CHAMELEOSCAN: Demystifying and Detecting iOS Chameleon Apps via LLM-Powered UI Exploration
Hongyu Lin
Network and Distributed System Security (NDSS) Symposium 2026 · Day 2 · Usable Security
Hongyu Lin (presenting as co-first author) from Zhejiang University introduces ChameleoScan, the first **LLM-powered automated detection system** for iOS chameleon apps -- applications that appear legitimate during app store review but reveal hidden illicit functionality after installation. Through a systematic study of **500 manually collected chameleon samples**, the researchers built the first taxonomy of **10 transformation methods** across 4 categories. ChameleoScan uses LLM-driven UI exploration to dynamically trigger and detect transformations, achieving **100% precision** (zero false positives) with approximately **96% recall** on known samples, and discovering **150 new chameleon apps** plus **128 additional suspicious apps** on live app stores.

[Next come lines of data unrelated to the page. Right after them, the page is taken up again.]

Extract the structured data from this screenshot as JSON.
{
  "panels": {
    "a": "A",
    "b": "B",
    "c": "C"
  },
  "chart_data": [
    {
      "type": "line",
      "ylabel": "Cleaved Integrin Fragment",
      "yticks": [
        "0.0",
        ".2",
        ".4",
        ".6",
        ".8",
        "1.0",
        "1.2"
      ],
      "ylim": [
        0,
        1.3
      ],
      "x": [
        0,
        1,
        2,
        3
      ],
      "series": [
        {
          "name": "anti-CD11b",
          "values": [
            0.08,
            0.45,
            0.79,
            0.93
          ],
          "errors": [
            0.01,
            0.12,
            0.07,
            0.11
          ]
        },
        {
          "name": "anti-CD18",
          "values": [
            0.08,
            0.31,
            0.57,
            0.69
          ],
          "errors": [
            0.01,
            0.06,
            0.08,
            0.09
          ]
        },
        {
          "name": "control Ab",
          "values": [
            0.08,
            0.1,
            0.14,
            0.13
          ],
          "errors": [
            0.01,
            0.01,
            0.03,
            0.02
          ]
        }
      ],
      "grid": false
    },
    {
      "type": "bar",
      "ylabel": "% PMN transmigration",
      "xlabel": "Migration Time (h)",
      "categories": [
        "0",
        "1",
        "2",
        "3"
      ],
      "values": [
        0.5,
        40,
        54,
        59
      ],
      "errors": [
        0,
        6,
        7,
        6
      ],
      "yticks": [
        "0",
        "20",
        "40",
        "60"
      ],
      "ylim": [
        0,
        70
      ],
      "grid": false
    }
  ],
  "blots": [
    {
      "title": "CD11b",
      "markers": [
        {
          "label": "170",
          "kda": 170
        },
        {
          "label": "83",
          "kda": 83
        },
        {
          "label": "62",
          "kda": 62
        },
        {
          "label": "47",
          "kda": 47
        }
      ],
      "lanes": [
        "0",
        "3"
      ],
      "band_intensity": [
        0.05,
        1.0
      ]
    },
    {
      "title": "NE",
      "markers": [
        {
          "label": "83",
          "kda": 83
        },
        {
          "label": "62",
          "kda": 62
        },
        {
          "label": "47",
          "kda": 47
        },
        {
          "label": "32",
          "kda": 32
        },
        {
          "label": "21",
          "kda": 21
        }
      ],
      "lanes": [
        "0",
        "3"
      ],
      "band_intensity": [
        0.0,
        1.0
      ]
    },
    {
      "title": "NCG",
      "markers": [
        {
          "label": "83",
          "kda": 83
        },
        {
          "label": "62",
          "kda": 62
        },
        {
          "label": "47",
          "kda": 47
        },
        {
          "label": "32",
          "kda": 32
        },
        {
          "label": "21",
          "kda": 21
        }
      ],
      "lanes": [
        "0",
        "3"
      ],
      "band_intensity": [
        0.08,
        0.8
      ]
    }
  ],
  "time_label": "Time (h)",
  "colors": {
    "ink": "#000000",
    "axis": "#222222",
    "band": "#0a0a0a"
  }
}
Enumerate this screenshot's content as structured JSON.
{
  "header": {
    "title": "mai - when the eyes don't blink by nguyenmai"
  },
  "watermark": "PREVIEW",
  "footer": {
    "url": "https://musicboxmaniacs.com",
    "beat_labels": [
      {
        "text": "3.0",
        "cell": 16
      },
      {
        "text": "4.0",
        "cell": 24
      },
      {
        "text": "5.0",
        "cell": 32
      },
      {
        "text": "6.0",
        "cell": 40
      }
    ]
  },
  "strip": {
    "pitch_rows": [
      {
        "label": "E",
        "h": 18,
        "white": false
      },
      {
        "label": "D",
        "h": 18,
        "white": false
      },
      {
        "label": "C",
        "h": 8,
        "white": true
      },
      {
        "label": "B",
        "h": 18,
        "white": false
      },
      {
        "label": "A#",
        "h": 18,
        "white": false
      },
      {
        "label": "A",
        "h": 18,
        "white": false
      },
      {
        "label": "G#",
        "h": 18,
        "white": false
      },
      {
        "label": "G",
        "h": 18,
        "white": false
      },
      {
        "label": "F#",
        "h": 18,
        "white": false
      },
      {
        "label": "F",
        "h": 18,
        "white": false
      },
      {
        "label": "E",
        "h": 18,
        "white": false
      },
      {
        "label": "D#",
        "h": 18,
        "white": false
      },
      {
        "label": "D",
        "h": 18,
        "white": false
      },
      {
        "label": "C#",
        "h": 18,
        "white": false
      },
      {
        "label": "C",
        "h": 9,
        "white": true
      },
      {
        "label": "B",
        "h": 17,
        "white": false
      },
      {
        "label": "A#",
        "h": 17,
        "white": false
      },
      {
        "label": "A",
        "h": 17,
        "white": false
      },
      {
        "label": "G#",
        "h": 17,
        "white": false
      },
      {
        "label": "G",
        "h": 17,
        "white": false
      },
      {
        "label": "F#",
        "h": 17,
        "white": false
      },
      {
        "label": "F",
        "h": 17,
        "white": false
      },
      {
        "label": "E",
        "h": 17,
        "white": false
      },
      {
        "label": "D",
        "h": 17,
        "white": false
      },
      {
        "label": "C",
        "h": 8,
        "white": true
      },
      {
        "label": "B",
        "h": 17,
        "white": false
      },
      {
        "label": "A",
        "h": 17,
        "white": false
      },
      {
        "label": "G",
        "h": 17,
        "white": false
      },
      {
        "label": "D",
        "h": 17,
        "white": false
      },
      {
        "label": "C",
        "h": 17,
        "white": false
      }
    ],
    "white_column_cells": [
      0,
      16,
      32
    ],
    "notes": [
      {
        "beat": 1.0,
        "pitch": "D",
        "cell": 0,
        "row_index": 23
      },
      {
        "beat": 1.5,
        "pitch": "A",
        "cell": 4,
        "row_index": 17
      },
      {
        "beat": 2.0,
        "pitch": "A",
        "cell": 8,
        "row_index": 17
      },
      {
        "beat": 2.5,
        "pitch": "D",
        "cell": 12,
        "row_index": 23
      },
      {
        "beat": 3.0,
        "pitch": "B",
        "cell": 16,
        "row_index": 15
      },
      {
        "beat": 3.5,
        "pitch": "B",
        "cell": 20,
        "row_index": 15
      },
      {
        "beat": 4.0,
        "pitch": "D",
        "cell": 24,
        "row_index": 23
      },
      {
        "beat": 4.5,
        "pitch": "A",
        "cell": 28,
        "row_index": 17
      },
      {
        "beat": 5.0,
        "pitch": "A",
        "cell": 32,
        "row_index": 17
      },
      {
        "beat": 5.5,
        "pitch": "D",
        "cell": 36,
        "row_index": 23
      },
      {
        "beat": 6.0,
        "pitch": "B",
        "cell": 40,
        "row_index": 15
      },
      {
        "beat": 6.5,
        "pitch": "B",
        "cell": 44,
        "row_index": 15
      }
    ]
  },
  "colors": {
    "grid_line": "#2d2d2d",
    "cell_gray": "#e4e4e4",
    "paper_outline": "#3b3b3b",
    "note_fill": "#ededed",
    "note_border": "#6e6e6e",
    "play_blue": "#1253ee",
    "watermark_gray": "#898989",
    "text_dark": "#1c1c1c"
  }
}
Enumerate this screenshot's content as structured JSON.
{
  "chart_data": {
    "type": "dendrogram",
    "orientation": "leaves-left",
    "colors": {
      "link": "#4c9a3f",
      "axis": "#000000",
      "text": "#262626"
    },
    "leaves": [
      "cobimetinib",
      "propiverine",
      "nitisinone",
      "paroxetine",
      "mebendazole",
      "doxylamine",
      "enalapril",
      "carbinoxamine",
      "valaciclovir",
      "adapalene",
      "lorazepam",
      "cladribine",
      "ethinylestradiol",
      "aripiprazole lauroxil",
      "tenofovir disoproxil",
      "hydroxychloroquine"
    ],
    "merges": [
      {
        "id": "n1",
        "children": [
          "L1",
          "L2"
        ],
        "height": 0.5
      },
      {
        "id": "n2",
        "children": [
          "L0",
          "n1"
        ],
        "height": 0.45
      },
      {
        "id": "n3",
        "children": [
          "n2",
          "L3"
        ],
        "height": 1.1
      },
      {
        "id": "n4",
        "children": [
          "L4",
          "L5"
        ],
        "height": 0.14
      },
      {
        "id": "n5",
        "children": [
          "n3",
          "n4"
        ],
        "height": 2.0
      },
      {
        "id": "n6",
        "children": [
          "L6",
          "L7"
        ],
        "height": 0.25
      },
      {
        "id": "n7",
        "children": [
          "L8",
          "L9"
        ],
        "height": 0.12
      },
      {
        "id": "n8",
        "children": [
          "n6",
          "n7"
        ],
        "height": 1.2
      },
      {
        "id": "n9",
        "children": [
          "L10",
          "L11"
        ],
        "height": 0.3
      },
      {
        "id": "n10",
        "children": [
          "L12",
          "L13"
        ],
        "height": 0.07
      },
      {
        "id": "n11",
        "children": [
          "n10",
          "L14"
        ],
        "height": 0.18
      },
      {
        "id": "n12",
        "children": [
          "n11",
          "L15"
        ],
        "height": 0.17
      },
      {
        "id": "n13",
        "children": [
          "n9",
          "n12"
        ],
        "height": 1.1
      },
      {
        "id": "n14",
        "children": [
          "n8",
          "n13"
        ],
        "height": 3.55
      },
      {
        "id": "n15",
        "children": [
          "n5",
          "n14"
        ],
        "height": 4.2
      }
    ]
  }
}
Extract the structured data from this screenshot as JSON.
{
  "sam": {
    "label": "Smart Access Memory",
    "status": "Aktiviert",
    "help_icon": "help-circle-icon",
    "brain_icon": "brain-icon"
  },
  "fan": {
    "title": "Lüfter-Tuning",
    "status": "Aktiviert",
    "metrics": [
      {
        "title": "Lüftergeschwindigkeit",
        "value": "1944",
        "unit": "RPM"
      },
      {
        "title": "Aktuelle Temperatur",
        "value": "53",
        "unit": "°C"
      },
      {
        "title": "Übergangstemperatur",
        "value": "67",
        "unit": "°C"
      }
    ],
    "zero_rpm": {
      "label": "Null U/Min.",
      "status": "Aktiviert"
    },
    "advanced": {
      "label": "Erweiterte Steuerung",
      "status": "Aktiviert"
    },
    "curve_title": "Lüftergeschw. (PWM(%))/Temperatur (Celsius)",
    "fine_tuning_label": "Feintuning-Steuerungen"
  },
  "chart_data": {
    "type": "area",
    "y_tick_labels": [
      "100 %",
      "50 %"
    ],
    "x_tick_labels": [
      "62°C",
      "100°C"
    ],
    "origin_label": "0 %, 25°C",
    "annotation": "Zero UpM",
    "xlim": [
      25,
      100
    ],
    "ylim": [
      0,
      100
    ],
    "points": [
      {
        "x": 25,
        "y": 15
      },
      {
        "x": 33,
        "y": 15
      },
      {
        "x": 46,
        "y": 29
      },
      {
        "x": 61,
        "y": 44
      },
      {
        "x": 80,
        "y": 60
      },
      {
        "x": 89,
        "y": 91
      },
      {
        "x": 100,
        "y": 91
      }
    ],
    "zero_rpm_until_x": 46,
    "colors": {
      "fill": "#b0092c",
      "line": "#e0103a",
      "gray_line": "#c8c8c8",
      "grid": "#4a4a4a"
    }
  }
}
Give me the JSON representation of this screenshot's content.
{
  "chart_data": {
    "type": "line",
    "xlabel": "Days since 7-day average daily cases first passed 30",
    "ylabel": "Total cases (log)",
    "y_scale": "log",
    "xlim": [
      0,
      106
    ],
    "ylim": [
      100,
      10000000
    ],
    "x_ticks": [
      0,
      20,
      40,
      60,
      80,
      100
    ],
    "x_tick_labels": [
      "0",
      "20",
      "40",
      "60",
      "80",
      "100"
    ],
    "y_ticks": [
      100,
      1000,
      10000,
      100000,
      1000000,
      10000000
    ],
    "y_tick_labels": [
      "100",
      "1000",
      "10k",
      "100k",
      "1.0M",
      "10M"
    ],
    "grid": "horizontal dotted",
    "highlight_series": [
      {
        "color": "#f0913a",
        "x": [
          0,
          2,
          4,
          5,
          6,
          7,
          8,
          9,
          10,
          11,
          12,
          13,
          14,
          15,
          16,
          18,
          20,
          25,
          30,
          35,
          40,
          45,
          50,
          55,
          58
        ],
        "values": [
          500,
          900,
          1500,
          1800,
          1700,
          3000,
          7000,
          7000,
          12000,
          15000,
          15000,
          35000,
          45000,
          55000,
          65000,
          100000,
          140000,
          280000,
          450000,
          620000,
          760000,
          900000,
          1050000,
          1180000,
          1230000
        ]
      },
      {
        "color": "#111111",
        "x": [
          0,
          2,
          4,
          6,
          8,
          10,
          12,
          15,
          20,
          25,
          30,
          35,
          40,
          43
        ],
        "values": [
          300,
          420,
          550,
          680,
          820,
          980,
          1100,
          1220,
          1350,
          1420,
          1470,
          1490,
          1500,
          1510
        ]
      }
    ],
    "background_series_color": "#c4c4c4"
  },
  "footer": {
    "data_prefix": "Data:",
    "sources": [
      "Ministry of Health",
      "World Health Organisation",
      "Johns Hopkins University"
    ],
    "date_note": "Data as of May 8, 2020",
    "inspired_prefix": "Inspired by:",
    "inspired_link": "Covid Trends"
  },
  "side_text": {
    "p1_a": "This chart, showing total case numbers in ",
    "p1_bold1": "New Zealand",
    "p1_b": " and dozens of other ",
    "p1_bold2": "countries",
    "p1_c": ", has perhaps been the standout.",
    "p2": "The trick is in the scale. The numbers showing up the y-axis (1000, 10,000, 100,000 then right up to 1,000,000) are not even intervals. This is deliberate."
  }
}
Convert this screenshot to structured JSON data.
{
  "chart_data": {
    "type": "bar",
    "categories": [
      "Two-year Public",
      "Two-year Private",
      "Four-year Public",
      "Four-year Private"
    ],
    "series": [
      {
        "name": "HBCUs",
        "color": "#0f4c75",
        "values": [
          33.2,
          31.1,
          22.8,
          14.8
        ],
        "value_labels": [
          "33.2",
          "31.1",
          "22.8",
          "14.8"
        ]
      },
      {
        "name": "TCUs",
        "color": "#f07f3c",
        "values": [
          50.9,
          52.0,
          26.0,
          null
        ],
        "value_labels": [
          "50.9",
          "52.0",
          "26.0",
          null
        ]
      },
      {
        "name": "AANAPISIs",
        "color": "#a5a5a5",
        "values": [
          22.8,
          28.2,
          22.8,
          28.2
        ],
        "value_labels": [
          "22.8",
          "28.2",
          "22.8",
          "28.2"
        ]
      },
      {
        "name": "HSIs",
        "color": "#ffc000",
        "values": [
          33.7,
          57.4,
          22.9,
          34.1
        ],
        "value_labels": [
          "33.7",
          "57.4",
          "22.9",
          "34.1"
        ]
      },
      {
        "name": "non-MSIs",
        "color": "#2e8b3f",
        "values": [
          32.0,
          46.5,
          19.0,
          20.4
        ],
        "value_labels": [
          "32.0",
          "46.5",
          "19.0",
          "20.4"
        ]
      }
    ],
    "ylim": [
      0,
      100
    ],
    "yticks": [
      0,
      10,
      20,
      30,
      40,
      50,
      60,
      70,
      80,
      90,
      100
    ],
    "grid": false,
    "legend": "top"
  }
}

Each app analysis costs approximately **$0.10** and takes about **2 minutes**, making the system practical for large-scale deployment.
AI review
A well-engineered LLM-powered system that detects iOS apps hiding illicit functionality behind benign facades. The 100% precision on a 467-app benchmark and discovery of 150 new chameleon apps on live stores demonstrate practical value. The taxonomy of 10 transformation methods is a useful contribution. Not offensive research, but solid applied security engineering with real-world impact.